A San Diego judge tentatively ruled Friday that a state law prohibiting assisted suicides is constitutional, marking the end of a lawsuit filed by three terminally ill cancer patients who want to utilize the option of medical aid to end their suffering.
Pollack said appellate courts and the U.S. Supreme Court have made a distinction between “letting a person die and making a person die.”
“You can’t do that (make a person die) in California,” the judge said.
Pollack noted that under the law, doctors can be prosecuted for taking action in an assisted suicide.
“You can’t actually make the person die,” the judge noted.
Pollack told the plaintiffs that they had legitimate concerns and urged them to lobby state legislators to make changes in the law.
Attorney John Kappos said his clients are in grave condition and can’t wait for the law to be changed.
Kappos said doctors are nervous about even talking to patients about assisted suicide.
“Their speech is being chilled by this statute,” Kappos said.
He told the judge that his clients ought to have the right to control their own destiny.

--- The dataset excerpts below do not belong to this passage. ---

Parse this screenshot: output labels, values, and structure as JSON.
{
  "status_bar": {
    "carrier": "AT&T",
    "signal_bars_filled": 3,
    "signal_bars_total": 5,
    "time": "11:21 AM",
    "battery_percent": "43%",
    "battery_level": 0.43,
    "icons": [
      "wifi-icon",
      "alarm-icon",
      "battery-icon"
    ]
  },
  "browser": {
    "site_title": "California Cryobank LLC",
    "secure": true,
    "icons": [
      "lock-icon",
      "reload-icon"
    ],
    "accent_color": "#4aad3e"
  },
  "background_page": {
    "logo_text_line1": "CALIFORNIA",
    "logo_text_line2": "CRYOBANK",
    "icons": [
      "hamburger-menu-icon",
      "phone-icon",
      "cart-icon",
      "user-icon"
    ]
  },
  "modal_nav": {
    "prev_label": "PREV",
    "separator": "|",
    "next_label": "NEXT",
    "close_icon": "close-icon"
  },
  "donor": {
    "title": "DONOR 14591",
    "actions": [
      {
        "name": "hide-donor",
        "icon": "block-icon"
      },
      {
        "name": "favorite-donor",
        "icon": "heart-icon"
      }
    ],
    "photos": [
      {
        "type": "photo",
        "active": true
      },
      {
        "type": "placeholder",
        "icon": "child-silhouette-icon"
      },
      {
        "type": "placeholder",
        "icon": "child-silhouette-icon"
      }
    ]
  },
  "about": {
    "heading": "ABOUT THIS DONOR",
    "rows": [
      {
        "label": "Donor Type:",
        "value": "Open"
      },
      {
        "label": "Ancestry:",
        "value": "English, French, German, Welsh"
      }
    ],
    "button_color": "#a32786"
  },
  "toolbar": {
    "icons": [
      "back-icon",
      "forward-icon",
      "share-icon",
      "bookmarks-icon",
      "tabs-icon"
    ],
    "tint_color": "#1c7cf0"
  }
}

Julie Trinh, representing the Attorney General’s Office, said the plaintiffs were trying to carve out a special exemption to the statute.
“No one has the right to assisted suicide in California,” Trinh told the judge.
Pollack said he will issue a written ruling, probably on Monday. The plaintiffs are expected to appeal.
Christy O’Donnell, a 47-year-old attorney and former LAPD sergeant, tearfully asked the judge to reconsider. Doctors have told O’Donnell, who lives in Santa Clarita with her 21-year-old daughter, that she will probably die within the next few months from lung cancer.
“This is not the outcome I prayed for, but as a lawyer, I am confident the appeals court will see our case in a different light,” O’Donnell said. “I don’t have much time left to live and that is why I support all end-of-life options, whether they are authorized by litigation or legislation. These options are urgent for me.”
The other patient plaintiffs are Sacramento resident Elizabeth Wallner, who has stage IV colon cancer; and Wolf Breiman, a retired landscape architect from Ventura who has incurable cancer of the white blood cells.
The fourth plaintiff is La Jolla physician Lynette Cederquist, who is board certified in internal medicine and hospice and palliative medicine.
The suit coincides with the legislative campaign to authorize the option of medical aid in dying by passing Senate Bill 128, the End of Life Option Act.